Le gameplay de Leftovers KO! s’inspire sans détour de Punch-Out!!, reprenant sa vue subjective et son système de combat basé sur l’esquive, le contre et la gestion du rythme. Le joueur doit esquiver les coups ennemis à gauche ou à droite à l’aide de la croix directionnelle — plus précise que le stick — ou les bloquer en position basse. Les attaques se divisent en coups de poing standards, uppercuts via une combinaison directionnelle, et Power Punch déclenchés par une touche spécifique. Sally, la petite amie du héros Jay, intervient pendant les combats pour expliquer la mécanique des étoiles, que l’on accumule en parant les assauts. Ces étoiles permettent ensuite de lancer des contres dévastateurs si le joueur réussit à trouver le bon moment, juste après une attaque adverse.

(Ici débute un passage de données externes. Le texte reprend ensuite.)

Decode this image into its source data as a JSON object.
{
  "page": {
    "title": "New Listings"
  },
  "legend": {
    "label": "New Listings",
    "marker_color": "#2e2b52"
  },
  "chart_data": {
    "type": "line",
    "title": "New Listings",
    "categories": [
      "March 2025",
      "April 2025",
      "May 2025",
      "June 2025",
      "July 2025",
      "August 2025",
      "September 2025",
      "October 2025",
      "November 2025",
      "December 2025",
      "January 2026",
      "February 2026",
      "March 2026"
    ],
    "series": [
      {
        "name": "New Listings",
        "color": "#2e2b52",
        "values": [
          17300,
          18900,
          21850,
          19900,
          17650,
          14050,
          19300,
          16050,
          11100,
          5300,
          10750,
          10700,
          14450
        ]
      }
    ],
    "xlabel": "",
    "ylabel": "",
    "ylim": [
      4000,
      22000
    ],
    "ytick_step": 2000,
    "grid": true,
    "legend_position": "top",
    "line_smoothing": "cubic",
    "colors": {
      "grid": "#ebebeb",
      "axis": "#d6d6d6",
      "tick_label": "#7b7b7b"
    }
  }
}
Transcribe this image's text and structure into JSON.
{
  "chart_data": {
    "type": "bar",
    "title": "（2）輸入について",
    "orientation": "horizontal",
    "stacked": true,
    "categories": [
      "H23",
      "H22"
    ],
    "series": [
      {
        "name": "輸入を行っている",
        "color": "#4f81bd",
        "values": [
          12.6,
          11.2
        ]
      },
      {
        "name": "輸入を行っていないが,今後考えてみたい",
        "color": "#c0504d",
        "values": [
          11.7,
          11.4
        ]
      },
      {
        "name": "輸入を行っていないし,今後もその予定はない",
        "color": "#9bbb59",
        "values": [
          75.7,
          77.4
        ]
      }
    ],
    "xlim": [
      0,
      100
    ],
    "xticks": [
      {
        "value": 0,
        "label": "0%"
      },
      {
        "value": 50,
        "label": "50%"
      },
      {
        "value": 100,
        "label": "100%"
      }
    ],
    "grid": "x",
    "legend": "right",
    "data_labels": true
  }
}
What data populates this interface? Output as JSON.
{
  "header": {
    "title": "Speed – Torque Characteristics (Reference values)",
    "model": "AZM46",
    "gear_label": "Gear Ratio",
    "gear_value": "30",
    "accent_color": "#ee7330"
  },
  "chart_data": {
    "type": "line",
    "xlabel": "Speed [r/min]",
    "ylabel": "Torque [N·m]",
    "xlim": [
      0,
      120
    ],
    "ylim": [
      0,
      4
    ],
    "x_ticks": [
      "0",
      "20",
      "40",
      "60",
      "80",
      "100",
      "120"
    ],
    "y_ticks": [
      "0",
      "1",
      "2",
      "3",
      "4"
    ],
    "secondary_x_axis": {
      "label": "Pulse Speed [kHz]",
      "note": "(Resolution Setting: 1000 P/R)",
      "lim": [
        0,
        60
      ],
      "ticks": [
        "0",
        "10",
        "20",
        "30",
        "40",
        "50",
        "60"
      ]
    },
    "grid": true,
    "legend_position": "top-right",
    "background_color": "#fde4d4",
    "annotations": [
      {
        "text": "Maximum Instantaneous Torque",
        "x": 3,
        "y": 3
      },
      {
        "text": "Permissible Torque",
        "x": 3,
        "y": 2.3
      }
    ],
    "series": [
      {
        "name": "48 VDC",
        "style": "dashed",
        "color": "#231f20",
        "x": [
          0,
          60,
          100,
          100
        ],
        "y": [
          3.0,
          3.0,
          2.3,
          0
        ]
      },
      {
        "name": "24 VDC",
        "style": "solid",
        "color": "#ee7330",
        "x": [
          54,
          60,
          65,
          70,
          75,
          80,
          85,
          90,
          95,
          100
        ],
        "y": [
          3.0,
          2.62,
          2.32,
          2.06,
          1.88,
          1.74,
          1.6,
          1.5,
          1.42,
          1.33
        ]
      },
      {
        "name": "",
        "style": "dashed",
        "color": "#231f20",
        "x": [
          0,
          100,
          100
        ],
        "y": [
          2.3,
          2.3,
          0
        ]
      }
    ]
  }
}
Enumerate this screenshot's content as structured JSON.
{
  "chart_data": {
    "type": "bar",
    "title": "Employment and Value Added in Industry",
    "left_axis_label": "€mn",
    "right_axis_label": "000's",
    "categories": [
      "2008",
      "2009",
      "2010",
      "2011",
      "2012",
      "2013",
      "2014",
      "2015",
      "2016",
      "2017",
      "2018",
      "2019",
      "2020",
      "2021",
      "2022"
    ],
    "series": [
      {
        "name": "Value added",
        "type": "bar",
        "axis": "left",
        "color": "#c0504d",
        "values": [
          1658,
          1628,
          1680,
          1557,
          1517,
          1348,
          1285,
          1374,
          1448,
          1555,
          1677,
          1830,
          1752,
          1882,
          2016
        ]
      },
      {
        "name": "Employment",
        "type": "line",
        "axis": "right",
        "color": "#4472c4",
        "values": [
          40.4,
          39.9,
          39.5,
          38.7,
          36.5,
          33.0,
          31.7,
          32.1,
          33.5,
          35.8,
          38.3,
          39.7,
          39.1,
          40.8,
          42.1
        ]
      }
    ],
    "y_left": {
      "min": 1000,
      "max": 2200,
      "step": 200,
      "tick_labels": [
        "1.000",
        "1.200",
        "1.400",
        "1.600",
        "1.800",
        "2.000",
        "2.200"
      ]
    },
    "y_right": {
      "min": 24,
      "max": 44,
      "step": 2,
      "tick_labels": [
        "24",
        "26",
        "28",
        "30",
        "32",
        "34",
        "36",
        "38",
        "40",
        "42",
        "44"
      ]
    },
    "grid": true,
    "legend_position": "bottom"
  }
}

Deux jauges sont à surveiller de près : la santé, représentée en blanc, et la stamina, en rouge. Frapper frénétiquement vide rapidement cette dernière, rendant Jay lent, essoufflé et donc vulnérable. Se faire toucher réduit aussi la stamina, accentuant encore la tension et les erreurs potentielles dans une spirale descendante.
La maniabilité demande une précision extrême qui frôle parfois la frustration. Une seule frame de retard sur une esquive peut suffire à se prendre un coup en pleine face. De même, les contres au Power Punch exigent un timing parfait, sans aucune aide visuelle pour guider le joueur. À cela s’ajoute une mécanique originale mais périlleuse : répondre à un appel de Sally pendant un combat via un bouton dédié. Ce geste, mal placé, interrompt le rythme du match et peut précipiter une défaite.
Leftovers KO! affiche fièrement sa difficulté à l’ancienne, assumant une approche « NES-hard ». Le moindre round perdu entraîne un game over immédiat, sans possibilité de rattrapage. Les adversaires reviennent systématiquement avec leur barre de vie pleine, ne laissant aucune place à l’erreur.
Un frigo qui prend vie
Leftovers KO! se distingue avant tout par son univers graphique singulier. Entièrement dessiné à la main, le jeu propose un style 2D expressif et bourré de personnalité. Les ennemis, tous sortis d’un frigo déjanté, prennent vie avec humour et originalité : un burger aux yeux injectés de rage, des légumes aux allures étrangement séduisantes, tout est pensé pour amuser autant que surprendre. Les animations sont à la hauteur, avec des impacts qui font trembler les bouteilles d’eau en arrière-plan ou voler les condiments dans un chaos savamment orchestré. Le décor – frigo, plans de travail, étiquettes et même choix des langues représentées par des icônes alimentaires comme un sushi pour le japonais – fourmille de petits détails qui renforcent l’identité du jeu. Sur le plan technique, la version Switch (et Switch 2) assure une fluidité constante, sans pour autant repousser les limites graphiques de la console.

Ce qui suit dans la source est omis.